Sebagai nakhoda yang dikarunia akal dan hati oleh Tuhan, kita tentu mampu menangkap gejala awal kenapa cuaca dan gelombang tersebut bisa terjadi, namun bukan dalam rangka merubah cuaca dan gelombang yang memang merupakan ketetapan Tuhan, karena bagaimanapun hebatnya kita, kita tetaplah manusia yang tidak akan bisa merubah cuaca dan gelombang, yang bisa kita lakukan adalah merubah cara pandang dan cara berpikir kita dalam menanggapi masalah yang hadir. Jika diluar anda dapati cuaca sedang hujan, apakah anda bisa merubah hujan menjadi tidak hujan? Atau apakah anda bisa menggeser hujan itu ke tempat lain?.
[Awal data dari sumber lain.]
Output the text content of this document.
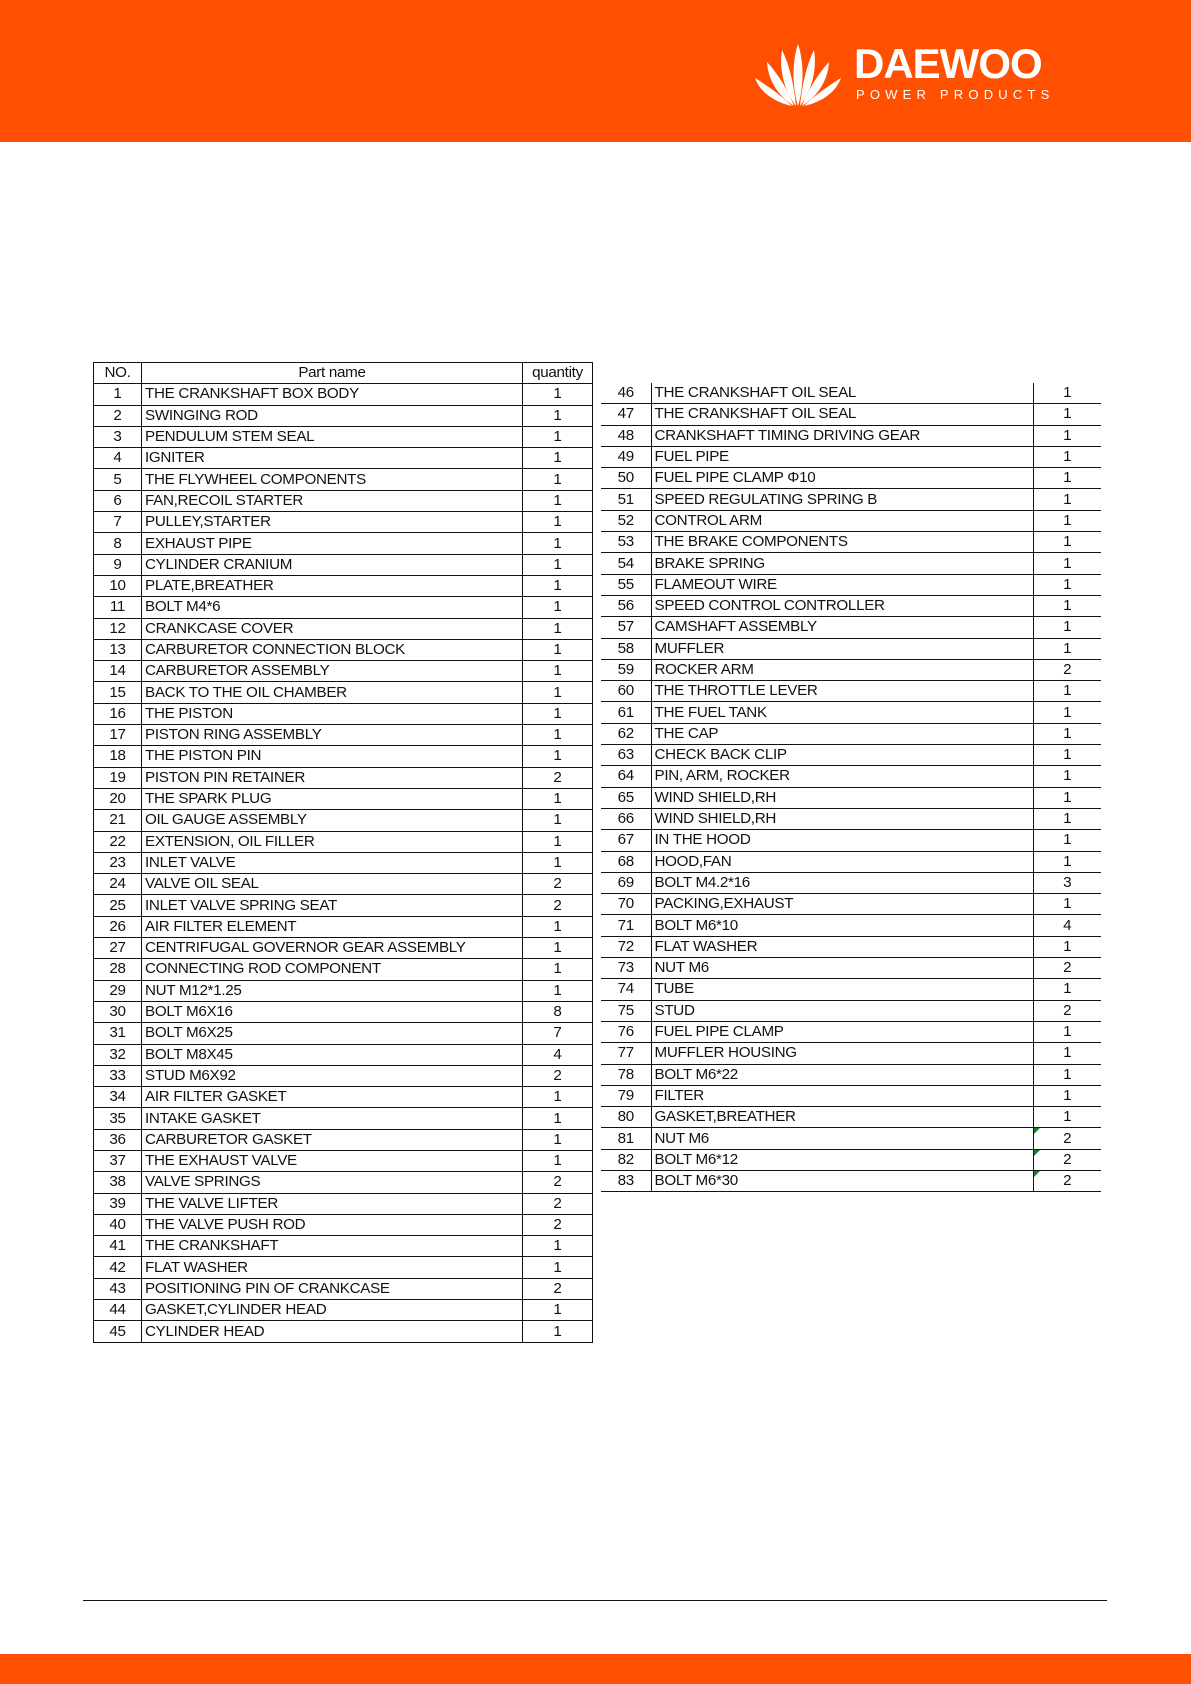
DAEWOO
POWER PRODUCTS
NO.	Part name	quantity
1	THE CRANKSHAFT BOX BODY	1
2	SWINGING ROD	1
3	PENDULUM STEM SEAL	1
4	IGNITER	1
5	THE FLYWHEEL COMPONENTS	1
6	FAN,RECOIL STARTER	1
7	PULLEY,STARTER	1
8	EXHAUST PIPE	1
9	CYLINDER CRANIUM	1
10	PLATE,BREATHER	1
11	BOLT M4*6	1
12	CRANKCASE COVER	1
13	CARBURETOR CONNECTION BLOCK	1
14	CARBURETOR ASSEMBLY	1
15	BACK TO THE OIL CHAMBER	1
16	THE PISTON	1
17	PISTON RING ASSEMBLY	1
18	THE PISTON PIN	1
19	PISTON PIN RETAINER	2
20	THE SPARK PLUG	1
21	OIL GAUGE ASSEMBLY	1
22	EXTENSION, OIL FILLER	1
23	INLET VALVE	1
24	VALVE OIL SEAL	2
25	INLET VALVE SPRING SEAT	2
26	AIR FILTER ELEMENT	1
27	CENTRIFUGAL GOVERNOR GEAR ASSEMBLY	1
28	CONNECTING ROD COMPONENT	1
29	NUT M12*1.25	1
30	BOLT M6X16	8
31	BOLT M6X25	7
32	BOLT M8X45	4
33	STUD M6X92	2
34	AIR FILTER GASKET	1
35	INTAKE GASKET	1
36	CARBURETOR GASKET	1
37	THE EXHAUST VALVE	1
38	VALVE SPRINGS	2
39	THE VALVE LIFTER	2
40	THE VALVE PUSH ROD	2
41	THE CRANKSHAFT	1
42	FLAT WASHER	1
43	POSITIONING PIN OF CRANKCASE	2
44	GASKET,CYLINDER HEAD	1
45	CYLINDER HEAD	1
46	THE CRANKSHAFT OIL SEAL	1
47	THE CRANKSHAFT OIL SEAL	1
48	CRANKSHAFT TIMING DRIVING GEAR	1
49	FUEL PIPE	1
50	FUEL PIPE CLAMP Φ10	1
51	SPEED REGULATING SPRING B	1
52	CONTROL ARM	1
53	THE BRAKE COMPONENTS	1
54	BRAKE SPRING	1
55	FLAMEOUT WIRE	1
56	SPEED CONTROL CONTROLLER	1
57	CAMSHAFT ASSEMBLY	1
58	MUFFLER	1
59	ROCKER ARM	2
60	THE THROTTLE LEVER	1
61	THE FUEL TANK	1
62	THE CAP	1
63	CHECK BACK CLIP	1
64	PIN, ARM, ROCKER	1
65	WIND SHIELD,RH	1
66	WIND SHIELD,RH	1
67	IN THE HOOD	1
68	HOOD,FAN	1
69	BOLT M4.2*16	3
70	PACKING,EXHAUST	1
71	BOLT M6*10	4
72	FLAT WASHER	1
73	NUT M6	2
74	TUBE	1
75	STUD	2
76	FUEL PIPE CLAMP	1
77	MUFFLER HOUSING	1
78	BOLT M6*22	1
79	FILTER	1
80	GASKET,BREATHER	1
81	NUT M6	2
82	BOLT M6*12	2
83	BOLT M6*30	2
Kita takkan mampu menghentikan hujan, yang bisa kita lakukan adalah merespon positif setiap masalah dan ujian lalu merubahnya menjadi anugerah dengan bersyukur, kita merubah sudut pandang kita dalam melihat masalah bukan sebagai masalah, namun sebagai latihan-latihan pendewasaan. Kita melihat ujian bukan sebagai ujian namun bentuk cinta dan kasih sayang Tuhan pada hamba-Nya, bukankah semakin tinggi pohon maka semakin kencang angin yang menerpanya, bukankah juga semakin berlayar jauh ketengah semakin besar kemungkinan gelombang pasang yang akan kita hadapi.

Karena itulah Nuh tetap merdeka sedari hati dan pikiran, tidak sedikitpun terpengaruh oleh orang lain/lingkungan, situasi dan kondisi, ia fokus pada tujuannya yaitu janji Tuhan, ia menyampaikan apa yang seharusnya disampaikan, memberi pemahaman tanpa berharap orang lain mengikutinya apalagi dengan jalan paksa apalagi kekerasan.

Begitulah nakhoda sejati yang mengenal betul siapa dirinya, ia adalah pengendali bagi dirinya sendiri dan menyaadari bahwa ia tidak akan mampu sedikitpun menjadi pengendali bagi jiwa (nakhoda) lain. Karena itulah ia merdeka dan bahagia, ia membebaskan dirinya dari jeruji penjara keinginan berlebih yang membuat derita, hal ini dapat dipahami sebab kesadarannya berangkat dari pemahaman kesyukuran dan keikhlasan untuk memberi dan menyampaikan pesan tanpa sedikitpun berharap balasan atas apa yang telah diberikan atau disampaikan. Inilah sebuah puncak pencapaian kesadaran tertinggi seorang nakhoda, ia tak lagi terjebak pada persoalan-persoalan timbal balik, untung rugi dan sebagainya yang bersifat materi.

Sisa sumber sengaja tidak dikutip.